Nichole Harvey, RN, and team manager for all the burn and wound services of the Paul Silverstein Burn Center, often hears back from patients about the positive difference the nursing staff made in their lives.

CAREERS IN NURSING
DAYS TO HEAL: OKLAHOMA CITY BURN CENTER OFFERS HOPE

by James Coburn – Writer/Photographer

Nichole Harvey love the critical care aspect of being a registered nurse and team manager for all the burn and wound services of the Paul Silverstein Burn Center at INTEGRIS Baptist Medical Center in Oklahoma City.
“I love the satisfaction of seeing wounds heal,” said Harvey, whose father was former Oklahoma City Fire Chief Alan Benson. “I just felt like it was part of his legacy and I was just attracted to helping people, so that’s part of why I was drawn to this area.”
Harvey has been a nurse for five years since earning her nursing degree at OSU/OKC. She began her career at the burn center working as an intensive care unit tech in 2009. When she graduated as a registered nurse in 2011, she continued to work in the ICU before working in the Boston area of Cape Cod for three years. She returned to INTEGRIS two years ago.
Working at the burn center is interesting with high-profile technology that saves lives such as the large hypberbaric chamber, Harvey said. She is never bored when learning more about helping patients to heal.
“The chamber is actually built for mainly healing wounds, diabetic wounds, people who can’t heal after many, many tries,” she said. “We’ll have emergencies for people, not necessarily their burn wounds — we do that topical. It is actually for carbon monoxide poisoning. So a lot of times people don’t have burns when we put them in.”
The chamber has been used to treat firefighters and carbon monoxide poisoning from people painting inside enclosed rooms with high levels of toxic fumes.
“We put them in here and it helps to get those levels down to normal,” she explained.
One of the more challenging roles for Harvey as a burn nurse is responding to patients arriving in the burn center experiencing acute pain. She wants them not to be in pain but cannot give them so much morphine or other drugs that could stop them from breathing, Harvey continued.
“There has to be a fine line. You have to grow a tough skin to know that they’re going to feel pain; it’s going to be painful, and you try to do the best to make them pain-free as possible,” Harvey mentioned.

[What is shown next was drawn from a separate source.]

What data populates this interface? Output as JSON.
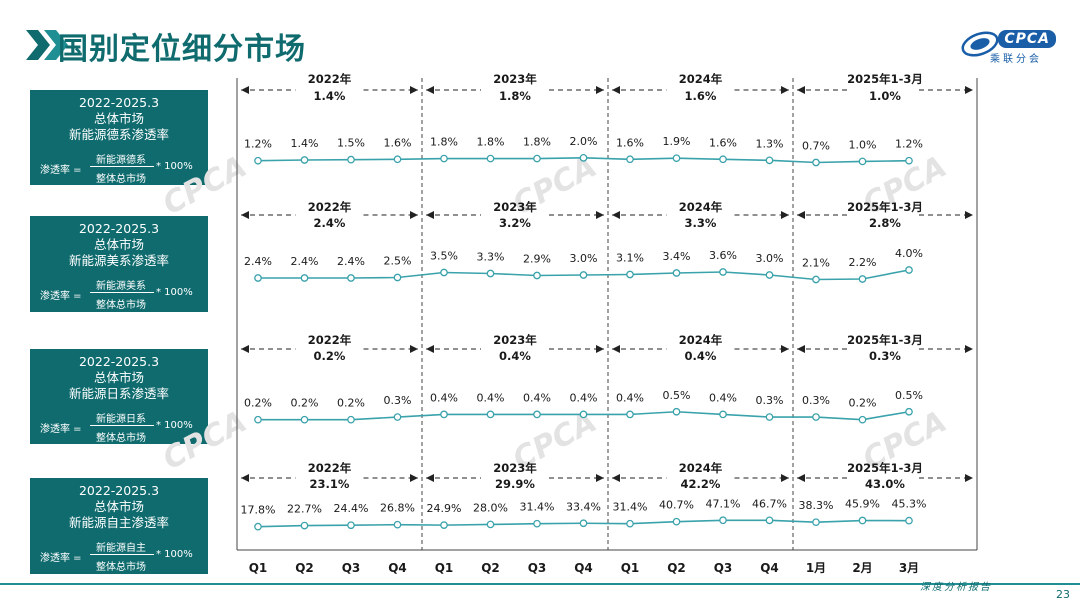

She also explains that sometimes pain is a positive indication that nerve endings are beginning to grow back to normal. So she helps educate patients and their families about the road to recovery and feeling better.

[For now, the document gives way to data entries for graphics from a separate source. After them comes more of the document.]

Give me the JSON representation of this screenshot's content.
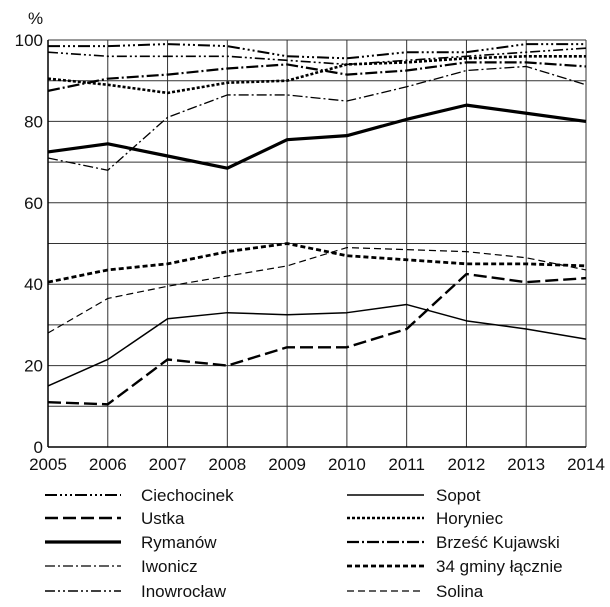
{
  "chart_data": {
    "type": "line",
    "ylabel": "%",
    "xlabel": "",
    "x": [
      2005,
      2006,
      2007,
      2008,
      2009,
      2010,
      2011,
      2012,
      2013,
      2014
    ],
    "ylim": [
      0,
      100
    ],
    "yticks": [
      0,
      20,
      40,
      60,
      80,
      100
    ],
    "grid": true,
    "legend_position": "bottom",
    "series": [
      {
        "name": "Ciechocinek",
        "values": [
          98.5,
          98.5,
          99,
          98.5,
          96,
          95.5,
          97,
          97,
          99,
          99
        ]
      },
      {
        "name": "Ustka",
        "values": [
          11,
          10.5,
          21.5,
          20,
          24.5,
          24.5,
          29,
          42.5,
          40.5,
          41.5
        ]
      },
      {
        "name": "Rymanów",
        "values": [
          72.5,
          74.5,
          71.5,
          68.5,
          75.5,
          76.5,
          80.5,
          84,
          82,
          80
        ]
      },
      {
        "name": "Iwonicz",
        "values": [
          71,
          68,
          81,
          86.5,
          86.5,
          85,
          88.5,
          92.5,
          93.5,
          89
        ]
      },
      {
        "name": "Inowrocław",
        "values": [
          97,
          96,
          96,
          96,
          95,
          94,
          95,
          96,
          97,
          98
        ]
      },
      {
        "name": "Sopot",
        "values": [
          15,
          21.5,
          31.5,
          33,
          32.5,
          33,
          35,
          31,
          29,
          26.5
        ]
      },
      {
        "name": "Horyniec",
        "values": [
          90.5,
          89,
          87,
          89.5,
          90,
          94,
          94.5,
          95.5,
          96,
          96
        ]
      },
      {
        "name": "Brześć Kujawski",
        "values": [
          87.5,
          90.5,
          91.5,
          93,
          94,
          91.5,
          92.5,
          94.5,
          94.5,
          93.5
        ]
      },
      {
        "name": "34 gminy łącznie",
        "values": [
          40.5,
          43.5,
          45,
          48,
          50,
          47,
          46,
          45,
          45,
          44.5
        ]
      },
      {
        "name": "Solina",
        "values": [
          28,
          36.5,
          39.5,
          42,
          44.5,
          49,
          48.5,
          48,
          46.5,
          43.5
        ]
      }
    ]
  }
}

“Try to make a positive spin on it if you have to, so they can see past it,” Harvey said.
Years pass and the Paul Silverstein Burn Center has patients come back after they have healed. Harvey loves hearing their stories. One gentleman who lived through an oil fire returned to say how positive his experience was at the burn center.

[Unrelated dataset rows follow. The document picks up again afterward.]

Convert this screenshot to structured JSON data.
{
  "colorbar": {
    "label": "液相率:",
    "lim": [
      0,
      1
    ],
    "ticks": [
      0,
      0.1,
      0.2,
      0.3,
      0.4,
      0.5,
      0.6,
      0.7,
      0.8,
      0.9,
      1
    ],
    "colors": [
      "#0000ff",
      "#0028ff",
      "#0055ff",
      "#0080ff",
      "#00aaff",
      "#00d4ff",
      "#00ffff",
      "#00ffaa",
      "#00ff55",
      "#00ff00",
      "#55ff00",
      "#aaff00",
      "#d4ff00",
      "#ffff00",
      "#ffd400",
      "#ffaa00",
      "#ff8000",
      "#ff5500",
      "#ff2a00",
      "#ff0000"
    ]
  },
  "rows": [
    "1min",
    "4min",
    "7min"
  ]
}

“It may not have been when he left or during it, but he sees into the future and how glad he was we pushed him,” Harvey said. “That give us encouragement at this level of care because a lot of times we get down, and a lot of the nurses are down, because they feel like they’re not helping these patients. They feel like their patients are not feeling better and they’re sad.”
“So there’s that battle, and when we see them come back and say, ‘Thank you’ — you know it was worth something.”
Nurses help each other by exhausting all of their frustrations by verbally coming to Harvey or another friend on staff. To say it out loud through the process of debriefing helps the burn nurses to cope.
“Sometimes they think they are hurting the patient,” she said.
But being a burn nurse also reaps with feelings of validation by knowing they have benefited humanity. At the end of the day they know they’ve done something that day to help someone, sometime during the day, Harvey said.
“I think it takes a specific type of nurse. I think they need to be diligent, tough in pushing the patients, and being able to stomach a lot of the wound dressing changes, I think is a big aspect,” she said.
The nursing staff is constantly communicating to patients and their loved ones what to expect. What to do when they leave is vital knowledge, she said.
“We actually have an old fire bell from one of the museums donated. It symbolizes back when they didn’t have fire alarms on the truck. They had different bells for ringing they would use to tell everyone where they were in the process of a fire,” she said.
The bell at the burn unit symbolizes a fire is nearly extinguished but work remains.
“Every time a burn patient leaves we have them ring the bell,” Harvey said. “And that says we got most of this done, but you still have a lifetime of work to do in front of you.”
Education helps patients and families move beyond the psychological wound itself.
Harvey is wise to rejuvenate and find joy in life not only at work but during moments of leisure. She especially enjoys spending time with her family and their animals.
“I like art and music; doing things around the house,” she said.